Optimizing performance is one of the most important design decisions while implementing a Data Warehouse using dedicated SQL Pool in Azure Synapse Analytics.
We have discussed how to update Data Warehousing Units in Azure Synapse Analytics in previous post.
Data Warehousing Units or DWUs (cDWUs) determine the query performance level of the Synapse Analytics dedicated SQL Pool. One of the simplest ways to improve query performance would be to increase the DWU allocation. This is known as scaling out.
Microsoft recommends using a dataset of at least 1 TB size to analyse the true impact of a DWU scale out.

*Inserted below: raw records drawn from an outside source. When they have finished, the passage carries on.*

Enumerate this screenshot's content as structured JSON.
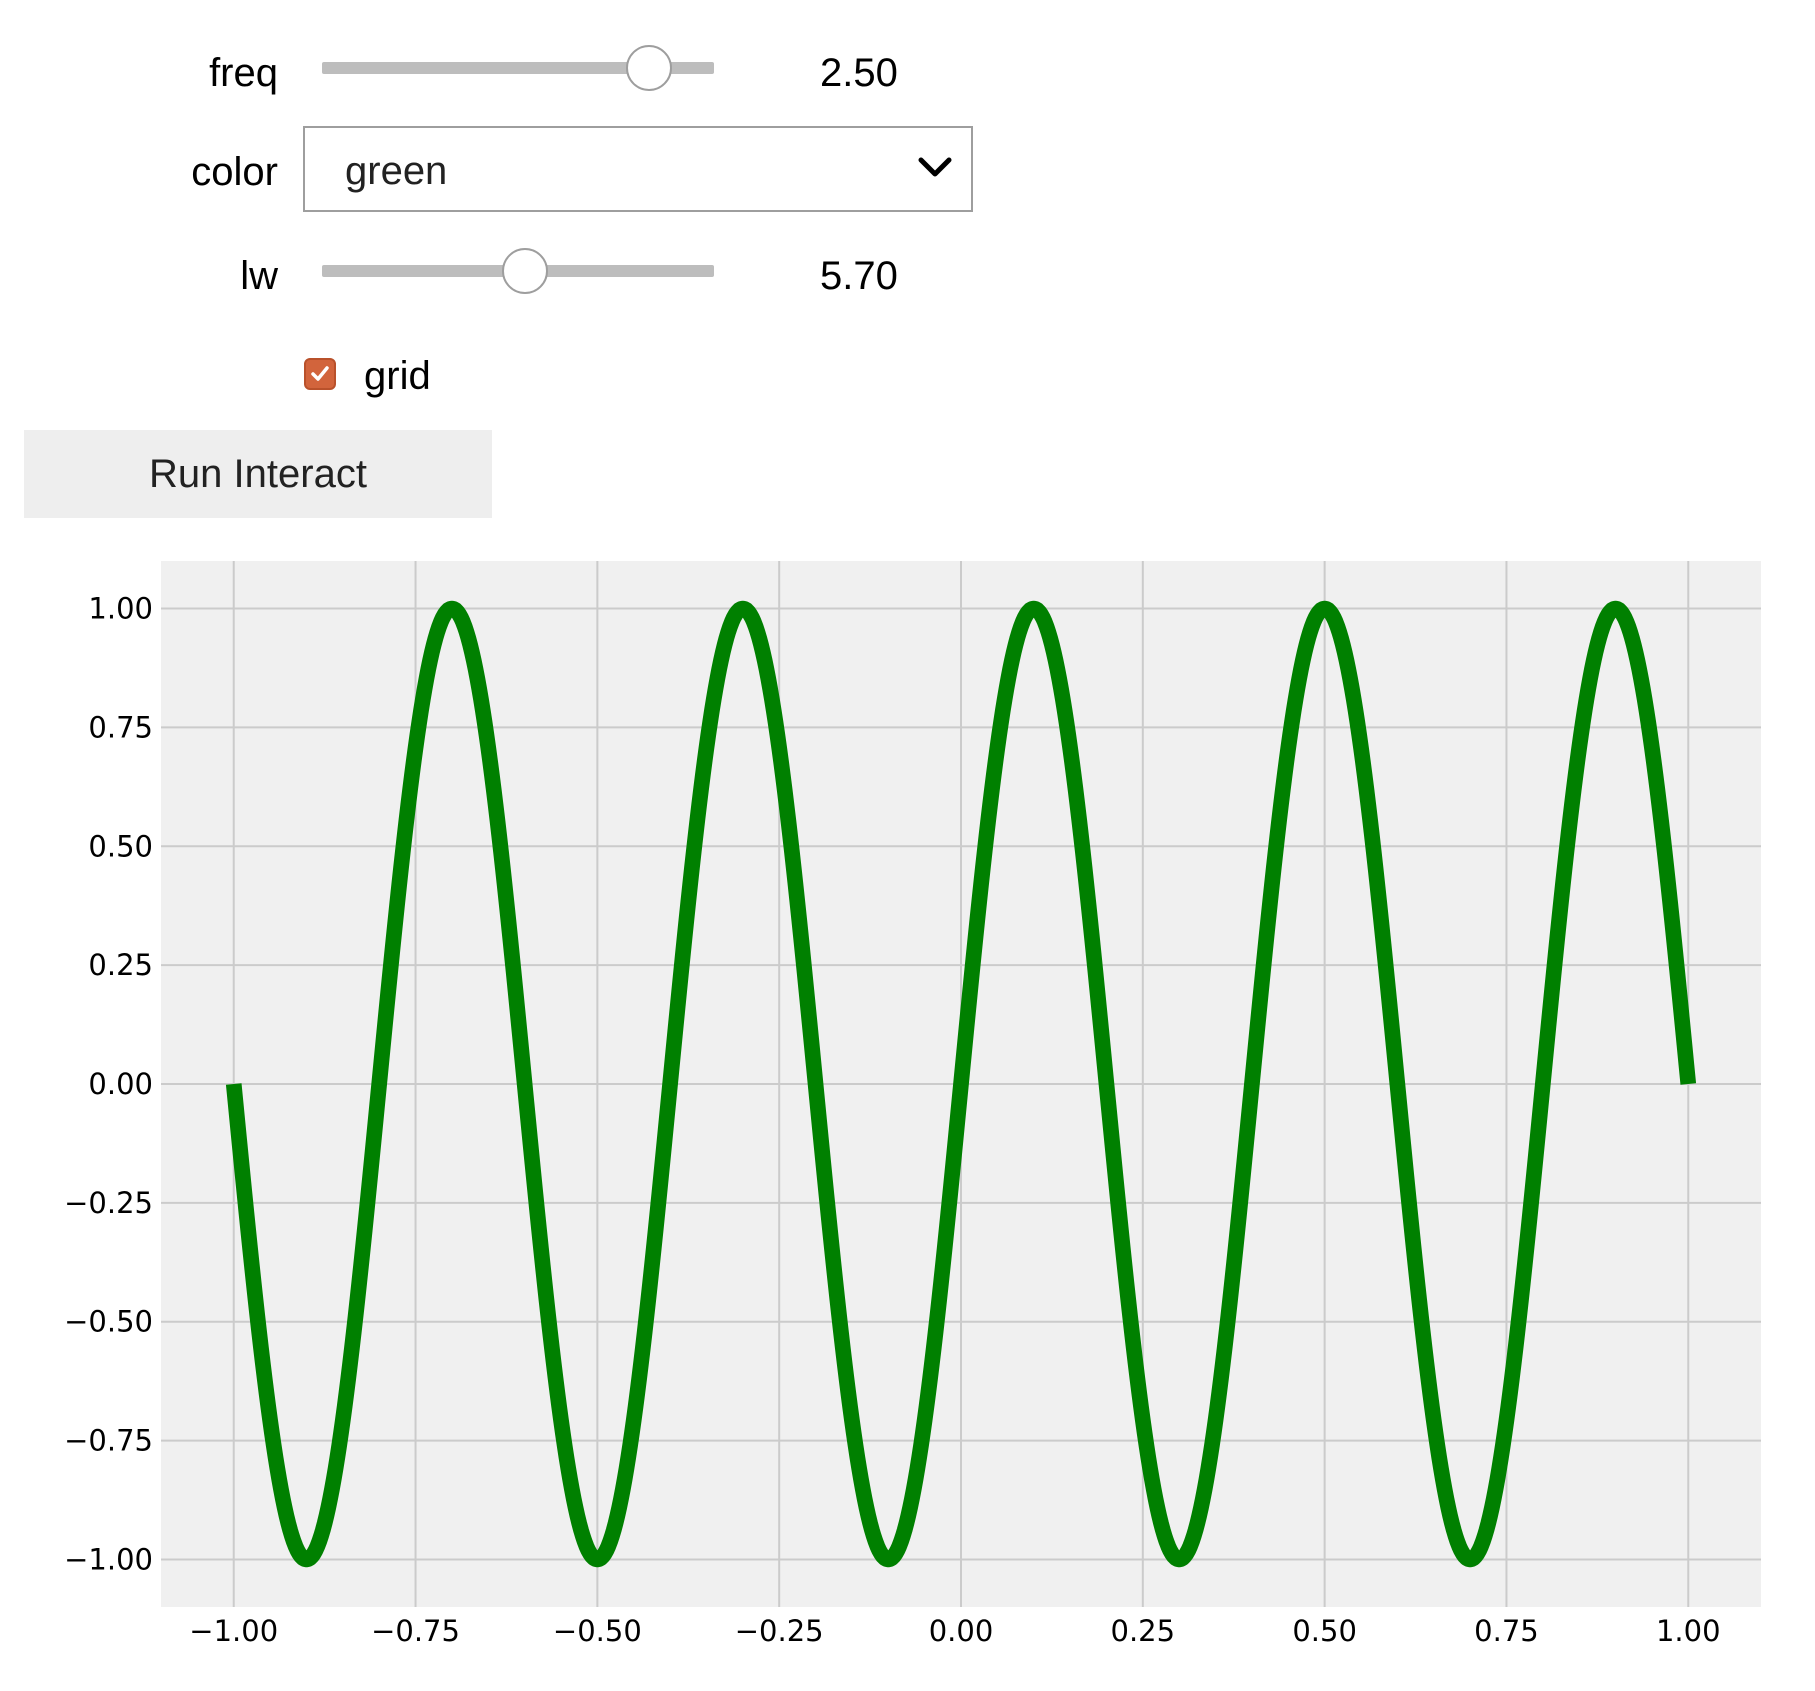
{
  "controls": {
    "freq": {
      "label": "freq",
      "value": 2.5,
      "min": 0,
      "max": 3,
      "display": "2.50"
    },
    "color": {
      "label": "color",
      "selected": "green"
    },
    "lw": {
      "label": "lw",
      "value": 5.7,
      "min": 0,
      "max": 11,
      "display": "5.70"
    },
    "grid": {
      "label": "grid",
      "checked": true
    },
    "run_button_label": "Run Interact"
  },
  "colors": {
    "checkbox": "#d2643c",
    "plot_bg": "#f0f0f0",
    "grid": "#cbcbcb",
    "line": "#008000"
  },
  "chart_data": {
    "type": "line",
    "function": "sin(2*pi*freq*x)",
    "freq": 2.5,
    "x_range": [
      -1,
      1
    ],
    "xlim": [
      -1.1,
      1.1
    ],
    "ylim": [
      -1.1,
      1.1
    ],
    "grid": true,
    "line_color": "green",
    "linewidth": 5.7,
    "xticks": [
      "−1.00",
      "−0.75",
      "−0.50",
      "−0.25",
      "0.00",
      "0.25",
      "0.50",
      "0.75",
      "1.00"
    ],
    "yticks": [
      "1.00",
      "0.75",
      "0.50",
      "0.25",
      "0.00",
      "−0.25",
      "−0.50",
      "−0.75",
      "−1.00"
    ]
  }
}
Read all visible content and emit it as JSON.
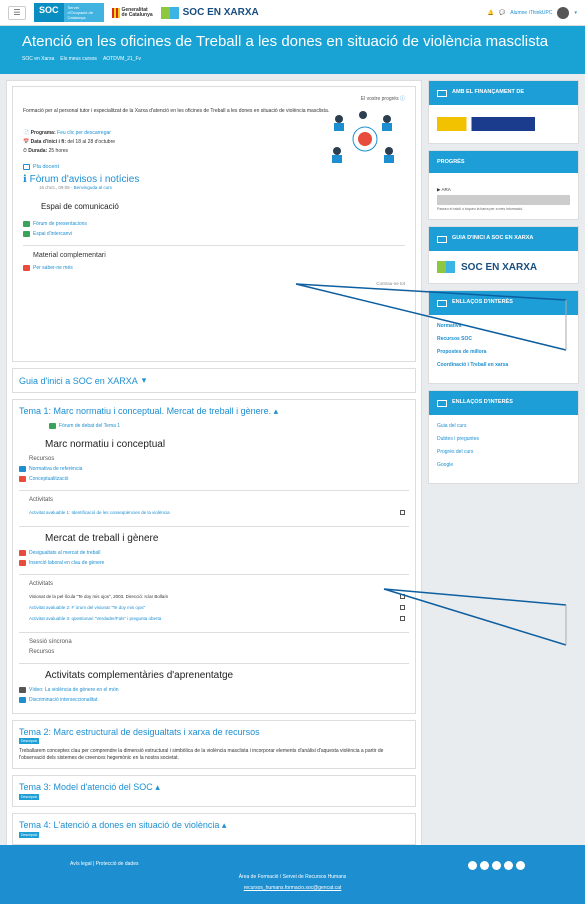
{
  "topbar": {
    "menu_icon": "☰",
    "soc_label": "SOC",
    "soc_sub": "Servei d'Ocupació de Catalunya",
    "gen_label_1": "Generalitat",
    "gen_label_2": "de Catalunya",
    "soc_xarxa": "SOC EN XARXA",
    "user_name": "Alumne iThinkUPC"
  },
  "hero": {
    "title": "Atenció en les oficines de Treball a les dones en situació de violència masclista",
    "crumbs": [
      "SOC en Xarxa",
      "Els meus cursos",
      "AOTDVM_21_Fv"
    ]
  },
  "intro": {
    "progress_label": "El vostre progrés",
    "description": "Formació per al personal tutor i especialitzat de la Xarxa d'atenció en les oficines de Treball a les dones en situació de violència masclista.",
    "programa_label": "Programa:",
    "programa_value": "Feu clic per descarregar",
    "data_label": "Data d'inici i fi:",
    "data_value": "del 18 al 28 d'octubre",
    "durada_label": "Durada:",
    "durada_value": "25 hores",
    "pla_docent": "Pla docent",
    "forum_title": "Fòrum d'avisos i notícies",
    "forum_sub_date": "15 d'oct., 09:09",
    "forum_sub_link": "Benvinguda al curs",
    "espai_title": "Espai de comunicació",
    "espai_links": [
      "Fòrum de presentacions",
      "Espai d'intercanvi"
    ],
    "material_title": "Material complementari",
    "material_link": "Per saber-ne més",
    "contraure": "Contrau-ne tot"
  },
  "guia_section": "Guia d'inici a SOC en XARXA",
  "tema1": {
    "title": "Tema 1: Marc normatiu i conceptual. Mercat de treball i gènere.",
    "forum": "Fòrum de debat del Tema 1",
    "marc_title": "Marc normatiu i conceptual",
    "recursos": "Recursos",
    "marc_links": [
      "Normativa de referència",
      "Conceptualització"
    ],
    "activitats": "Activitats",
    "act1": "Activitat avaluable 1: Identificació de les conseqüències de la violència",
    "mercat_title": "Mercat de treball i gènere",
    "mercat_links": [
      "Desigualtats al mercat de treball",
      "Inserció laboral en clau de gènere"
    ],
    "activitats2": "Activitats",
    "act2_list": [
      "Visionat de la pel·lícula \"Te doy mis ojos\", 2003. Direcció: Icíar Bollaín",
      "Activitat avaluable 2: F`òrum del visionat \"Te doy mis ojos\"",
      "Activitat avaluable 3: qüestionari \"Verdader/Fals\" i pregunta oberta"
    ],
    "sessio": "Sessió síncrona",
    "recursos2": "Recursos",
    "compl_title": "Activitats complementàries d'aprenentatge",
    "compl_links": [
      "Vídeo: La violència de gènere en el món",
      "Discriminació interseccionalitat"
    ]
  },
  "tema2": {
    "title": "Tema 2: Marc estructural de desigualtats i xarxa de recursos",
    "badge": "Descripció",
    "text": "Treballarem conceptes clau per comprendre la dimensió estructural i simbòlica de la violència masclista i incorporar elements d'anàlisi d'aquesta violència a partir de l'observació dels sistemes de creences hegemònic en la nostra societat."
  },
  "tema3": {
    "title": "Tema 3: Model d'atenció del SOC",
    "badge": "Descripció"
  },
  "tema4": {
    "title": "Tema 4: L'atenció a dones en situació de violència",
    "badge": "Descripció"
  },
  "side": {
    "fin_title": "AMB EL FINANÇAMENT DE",
    "progres_title": "PROGRÉS",
    "progres_ara": "ARA",
    "progres_note": "Passeu el ratolí o toqueu la barra per a més informació.",
    "guia_title": "GUIA D'INICI A SOC EN XARXA",
    "guia_logo": "SOC EN XARXA",
    "enll1_title": "ENLLAÇOS D'INTERÈS",
    "enll1_links": [
      "Normativa",
      "Recursos SOC",
      "Propostes de millora",
      "Coordinació i Treball en xarxa"
    ],
    "enll2_title": "ENLLAÇOS D'INTERÈS",
    "enll2_links": [
      "Guia del curs",
      "Dubtes i preguntes",
      "Progrés del curs",
      "Google"
    ]
  },
  "footer": {
    "legal": "Avís legal",
    "privacy": "Protecció de dades",
    "area": "Àrea de Formació / Servei de Recursos Humans",
    "email": "recursos_humans.formacio.soc@gencat.cat"
  },
  "colors": {
    "primary": "#19a3d5",
    "link": "#1d8fd1",
    "footer": "#1d8fd1"
  }
}
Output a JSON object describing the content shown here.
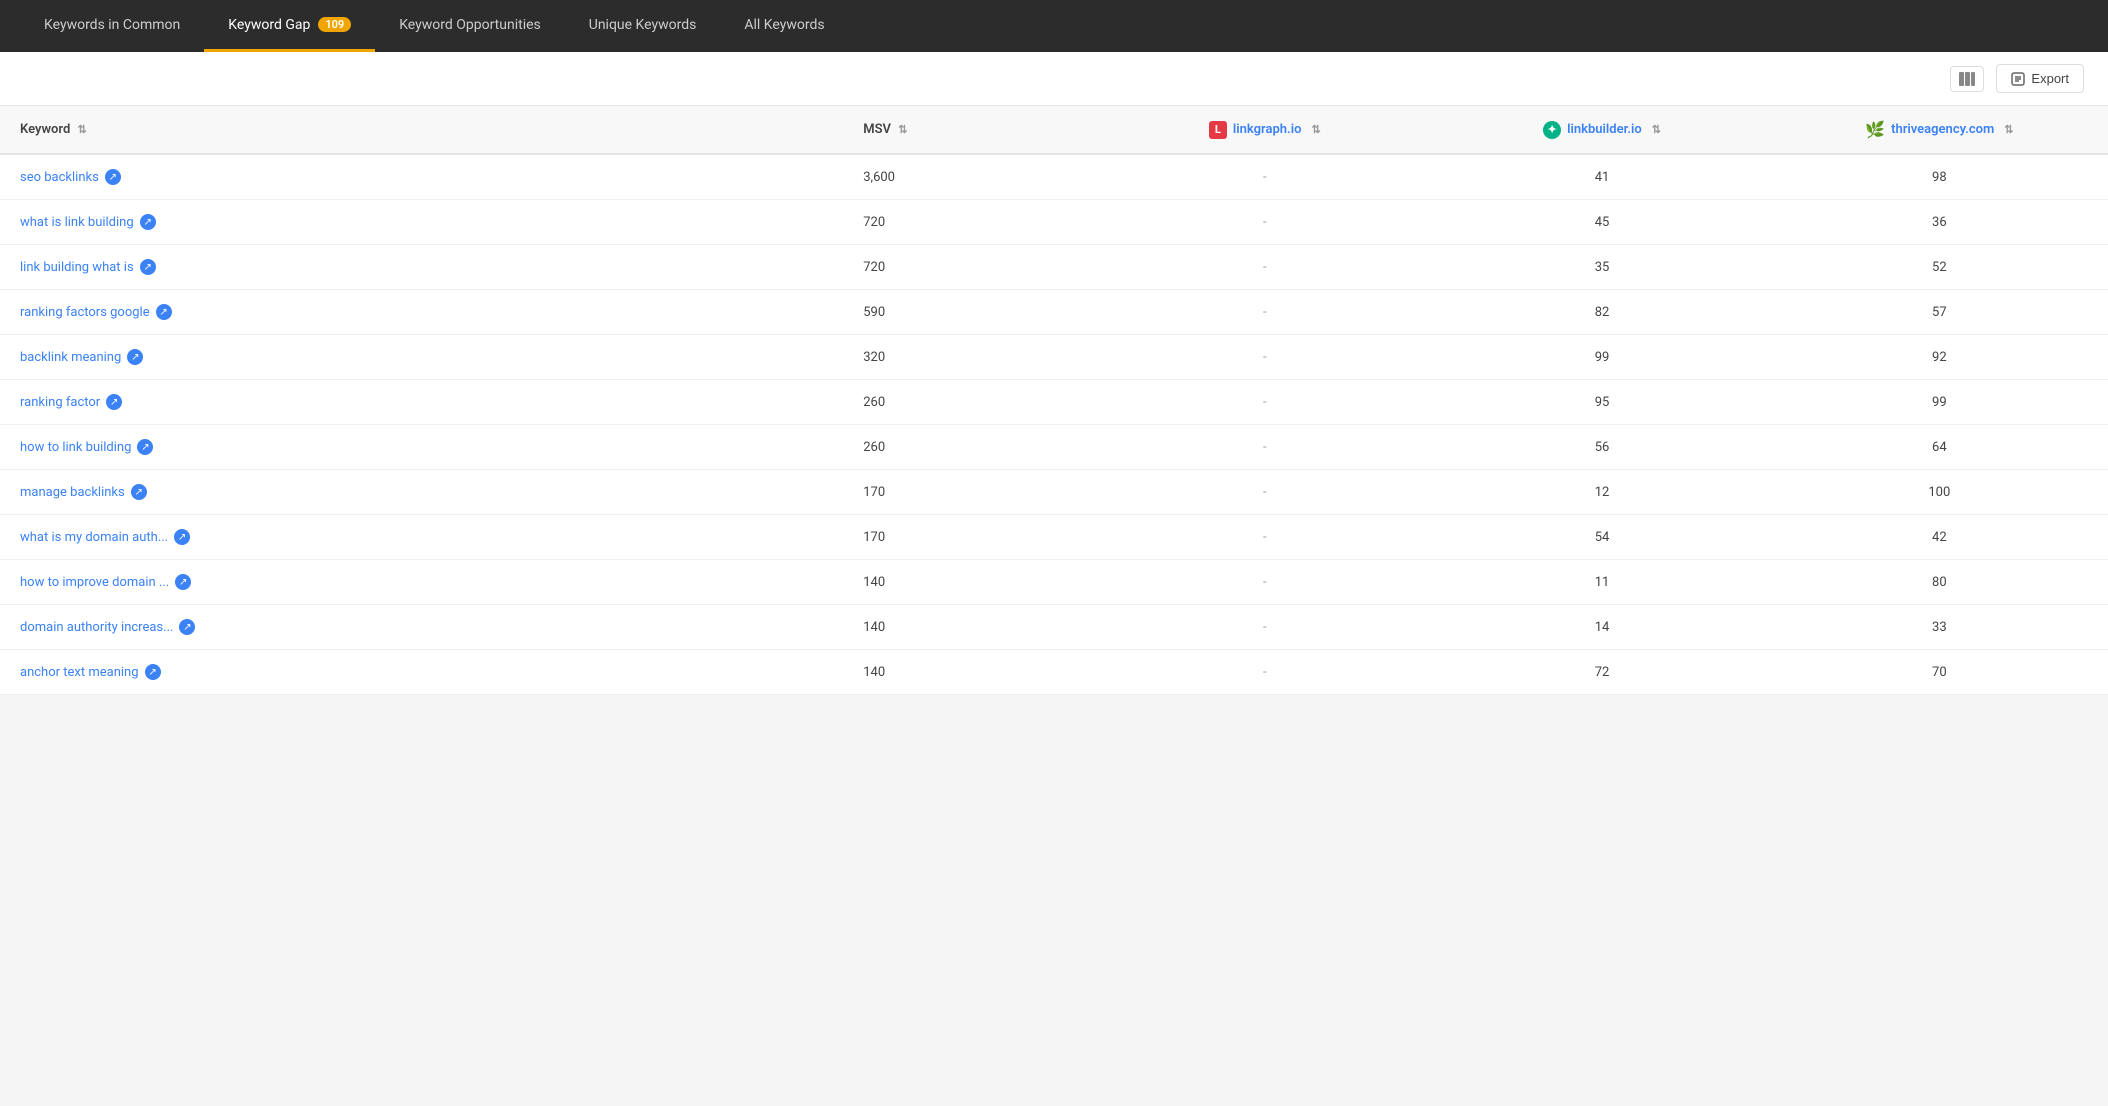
{
  "nav": {
    "tabs": [
      {
        "id": "keywords-in-common",
        "label": "Keywords in Common",
        "badge": null,
        "active": false
      },
      {
        "id": "keyword-gap",
        "label": "Keyword Gap",
        "badge": "109",
        "active": true
      },
      {
        "id": "keyword-opportunities",
        "label": "Keyword Opportunities",
        "badge": null,
        "active": false
      },
      {
        "id": "unique-keywords",
        "label": "Unique Keywords",
        "badge": null,
        "active": false
      },
      {
        "id": "all-keywords",
        "label": "All Keywords",
        "badge": null,
        "active": false
      }
    ]
  },
  "toolbar": {
    "export_label": "Export"
  },
  "table": {
    "columns": [
      {
        "id": "keyword",
        "label": "Keyword",
        "sortable": true
      },
      {
        "id": "msv",
        "label": "MSV",
        "sortable": true
      },
      {
        "id": "linkgraph",
        "label": "linkgraph.io",
        "sortable": true
      },
      {
        "id": "linkbuilder",
        "label": "linkbuilder.io",
        "sortable": true
      },
      {
        "id": "thrive",
        "label": "thriveagency.com",
        "sortable": true
      }
    ],
    "rows": [
      {
        "keyword": "seo backlinks",
        "msv": "3,600",
        "linkgraph": "-",
        "linkbuilder": "41",
        "thrive": "98"
      },
      {
        "keyword": "what is link building",
        "msv": "720",
        "linkgraph": "-",
        "linkbuilder": "45",
        "thrive": "36"
      },
      {
        "keyword": "link building what is",
        "msv": "720",
        "linkgraph": "-",
        "linkbuilder": "35",
        "thrive": "52"
      },
      {
        "keyword": "ranking factors google",
        "msv": "590",
        "linkgraph": "-",
        "linkbuilder": "82",
        "thrive": "57"
      },
      {
        "keyword": "backlink meaning",
        "msv": "320",
        "linkgraph": "-",
        "linkbuilder": "99",
        "thrive": "92"
      },
      {
        "keyword": "ranking factor",
        "msv": "260",
        "linkgraph": "-",
        "linkbuilder": "95",
        "thrive": "99"
      },
      {
        "keyword": "how to link building",
        "msv": "260",
        "linkgraph": "-",
        "linkbuilder": "56",
        "thrive": "64"
      },
      {
        "keyword": "manage backlinks",
        "msv": "170",
        "linkgraph": "-",
        "linkbuilder": "12",
        "thrive": "100"
      },
      {
        "keyword": "what is my domain auth...",
        "msv": "170",
        "linkgraph": "-",
        "linkbuilder": "54",
        "thrive": "42"
      },
      {
        "keyword": "how to improve domain ...",
        "msv": "140",
        "linkgraph": "-",
        "linkbuilder": "11",
        "thrive": "80"
      },
      {
        "keyword": "domain authority increas...",
        "msv": "140",
        "linkgraph": "-",
        "linkbuilder": "14",
        "thrive": "33"
      },
      {
        "keyword": "anchor text meaning",
        "msv": "140",
        "linkgraph": "-",
        "linkbuilder": "72",
        "thrive": "70"
      }
    ]
  }
}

The optimal amount of DWUs will depend on the following factors:
1. Amount of data processed during the read/write operation
2. The underlying partitioning and indexing of the tables
3. Network data transfer speeds (if the data is being loaded from/to external sources/sinks)
The optimal performance level should be guided by the use case requirement of the application. However, the best way to find the optimal value for DWUs in Azure Synapse Analytics is by performing a scale-out test.
Some basic guidelines to perform scale out testing for Azure Synapse Analytics:
- Start with a small number say, 200 DWUs and keep increasing the DWUs step by step , run a few queries and monitor the completion time or the application performance
- For the next step, say 300 DWUs, assume linear scale e.g. if the query took 20 secs with 200 DWUs, the same query should take around 15 secs with 300 DWUs (50% better performance).
- At some point you will find that the query performance does not increase linearly with DWUs, this DWU number is an ideal candidate for optimum performance and cost.